Darryl (Dassa) Lynch dassa at dhs.org
Sat Aug 19 09:19:23 AEST 2006


link-bounces at anumail0.anu.edu.au <> wrote:
|| Rick Welykochy wrote:
||| --- David Lochrin <dlochrin at d2.net.au> wrote:
||| 
||||    The problem with a "locked-down purpose-built network box for
|||| connecting consumers to the big wide info-autobahn" is that we'd
|||| need a range of boxes configured for each consumer's profile of
|||| applications.  This customer wants to run VoIP, that one wants to
|||| run some combination of games, and another wants an IPsec
|| tunnel to their employer.  A network-box which allowed
|| everything would not be very secure.
||| 
||| Is that a problem, really?
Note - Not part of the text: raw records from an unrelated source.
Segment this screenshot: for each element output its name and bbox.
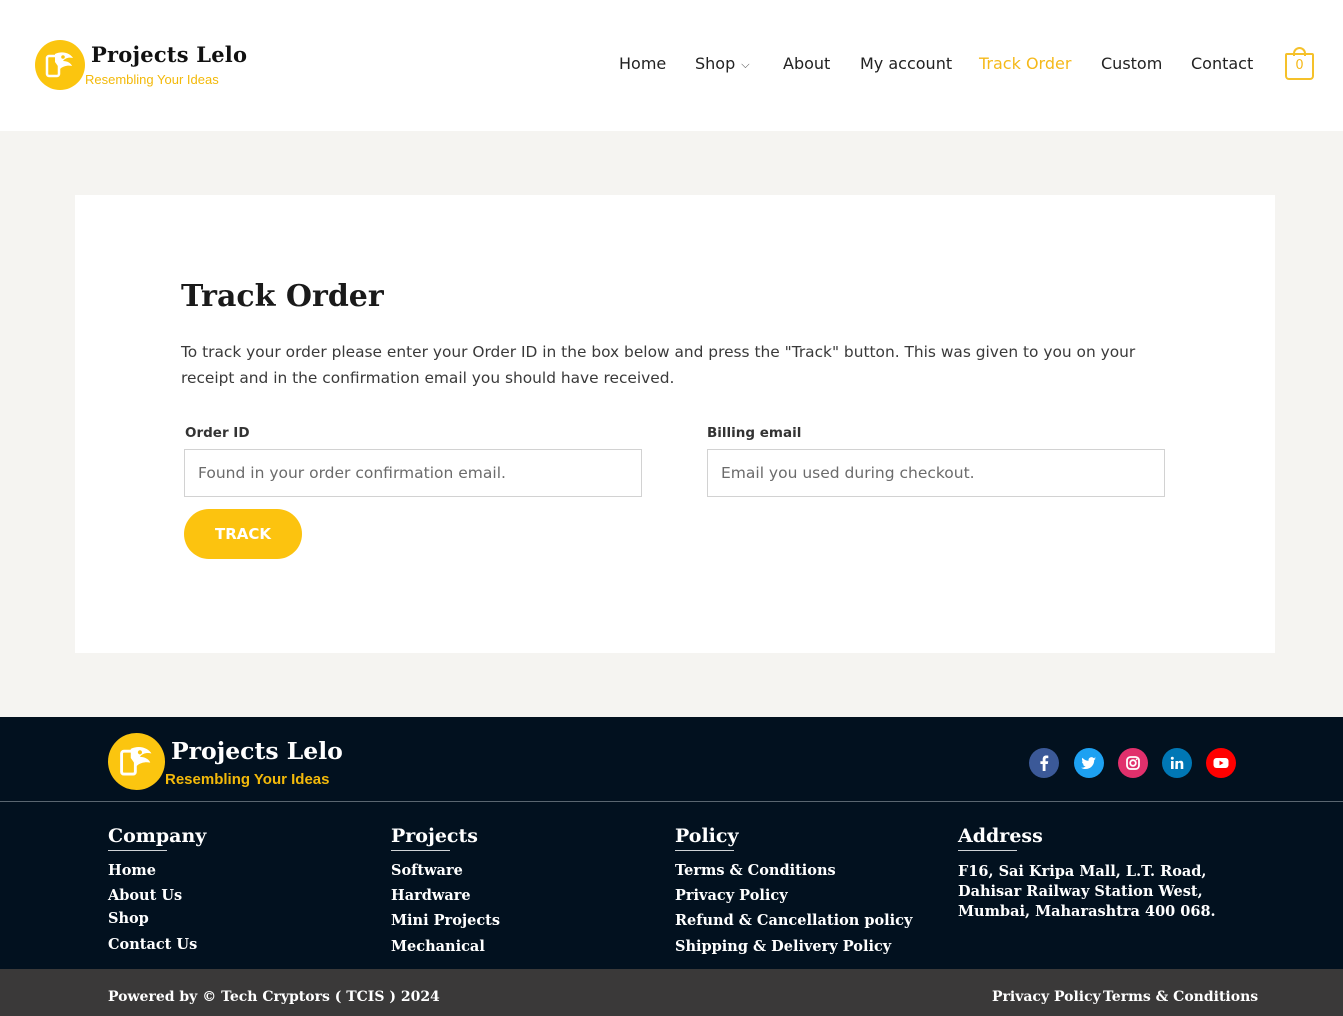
intro-text: To track your order please enter your Or… xyxy=(181,343,1136,387)
billing-email-input[interactable] xyxy=(707,449,1165,497)
logo-badge-icon xyxy=(35,40,85,90)
twitter-icon[interactable] xyxy=(1074,748,1104,778)
footer-col-underline xyxy=(108,850,167,851)
footer-col-underline xyxy=(391,850,450,851)
nav-item-shop-label: Shop xyxy=(695,54,736,73)
bottom-link-terms[interactable]: Terms & Conditions xyxy=(1103,989,1258,1005)
page-title: Track Order xyxy=(181,279,384,314)
site-header: Projects Lelo Resembling Your Ideas Home… xyxy=(0,0,1343,131)
footer-link-shop[interactable]: Shop xyxy=(108,910,149,927)
order-id-input[interactable] xyxy=(184,449,642,497)
footer-logo-tagline: Resembling Your Ideas xyxy=(165,771,330,788)
footer-link-mechanical[interactable]: Mechanical xyxy=(391,938,485,955)
footer-col-projects-title: Projects xyxy=(391,825,478,847)
order-id-label: Order ID xyxy=(185,425,250,441)
cart-button[interactable]: 0 xyxy=(1285,47,1314,81)
footer-link-software[interactable]: Software xyxy=(391,862,463,879)
nav-item-about[interactable]: About xyxy=(783,54,830,73)
footer-col-company-title: Company xyxy=(108,825,207,847)
footer-divider xyxy=(0,801,1343,802)
footer-link-about-us[interactable]: About Us xyxy=(108,887,182,904)
footer-link-privacy[interactable]: Privacy Policy xyxy=(675,887,788,904)
linkedin-icon[interactable] xyxy=(1162,748,1192,778)
track-order-card xyxy=(75,195,1275,653)
billing-email-label: Billing email xyxy=(707,425,802,441)
footer-link-hardware[interactable]: Hardware xyxy=(391,887,471,904)
chevron-down-icon: ⌵ xyxy=(741,58,750,71)
nav-item-home[interactable]: Home xyxy=(619,54,666,73)
nav-item-my-account[interactable]: My account xyxy=(860,54,952,73)
footer-col-underline xyxy=(675,850,734,851)
footer-link-contact-us[interactable]: Contact Us xyxy=(108,936,197,953)
nav-item-custom[interactable]: Custom xyxy=(1101,54,1162,73)
footer-col-policy-title: Policy xyxy=(675,825,739,847)
footer-link-refund[interactable]: Refund & Cancellation policy xyxy=(675,912,912,929)
footer-link-home[interactable]: Home xyxy=(108,862,156,879)
logo-tagline: Resembling Your Ideas xyxy=(85,72,219,87)
nav-item-shop[interactable]: Shop ⌵ xyxy=(695,54,750,73)
footer-link-mini-projects[interactable]: Mini Projects xyxy=(391,912,500,929)
footer-link-terms[interactable]: Terms & Conditions xyxy=(675,862,836,879)
bottom-link-privacy[interactable]: Privacy Policy xyxy=(992,989,1101,1005)
track-button[interactable]: TRACK xyxy=(184,509,302,559)
site-logo[interactable]: Projects Lelo Resembling Your Ideas xyxy=(35,38,248,92)
footer-col-address-title: Address xyxy=(958,825,1043,847)
nav-item-contact[interactable]: Contact xyxy=(1191,54,1253,73)
youtube-icon[interactable] xyxy=(1206,748,1236,778)
logo-title: Projects Lelo xyxy=(91,42,248,67)
nav-item-track-order[interactable]: Track Order xyxy=(979,54,1071,73)
footer-col-underline xyxy=(958,850,1017,851)
footer-logo-title: Projects Lelo xyxy=(171,737,343,765)
copyright-text: Powered by © Tech Cryptors ( TCIS ) 2024 xyxy=(108,989,440,1005)
instagram-icon[interactable] xyxy=(1118,748,1148,778)
facebook-icon[interactable] xyxy=(1029,748,1059,778)
footer-logo-badge-icon[interactable] xyxy=(108,733,165,790)
footer-address: F16, Sai Kripa Mall, L.T. Road, Dahisar … xyxy=(958,863,1216,920)
cart-count: 0 xyxy=(1295,58,1304,73)
footer-link-shipping[interactable]: Shipping & Delivery Policy xyxy=(675,938,891,955)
Identify the top 10 protocols and usages,
||| amke them "The Requirement" and support nothing else. Supposedly,
||| the chosen protocols and usages will cover the 95% of "mom and dad
||| and kids" users out there. Forget about the rest. Leave them "as
||| they were." 
|| 
|| Frankly, I think the mom, pa, kids, users would need more
|| protocols than the corporate road warrior.
|| 
|| M,P,K - smtp, pop3, im, skype, sip, rtp, irc, http, https, quake,
|| WoW, etc 
|| 
|| RW - smtp, pop3, imap, isakmp, esp, l2tp, pptp, http, https, etc --

The more protocols available, the less secure.  To be really secure, each
protocol would also be locked down to specific destinations.  A stateful
firewall which would also inspect the packets for known issues would also be
required to cut down on spoofing and middle man attacks.  Still not totally
secure but starting to get there.  The only really secure way is to have
direct connections to the destination without devices belonging to others
anywhere in the link.

We compromise with security and cost.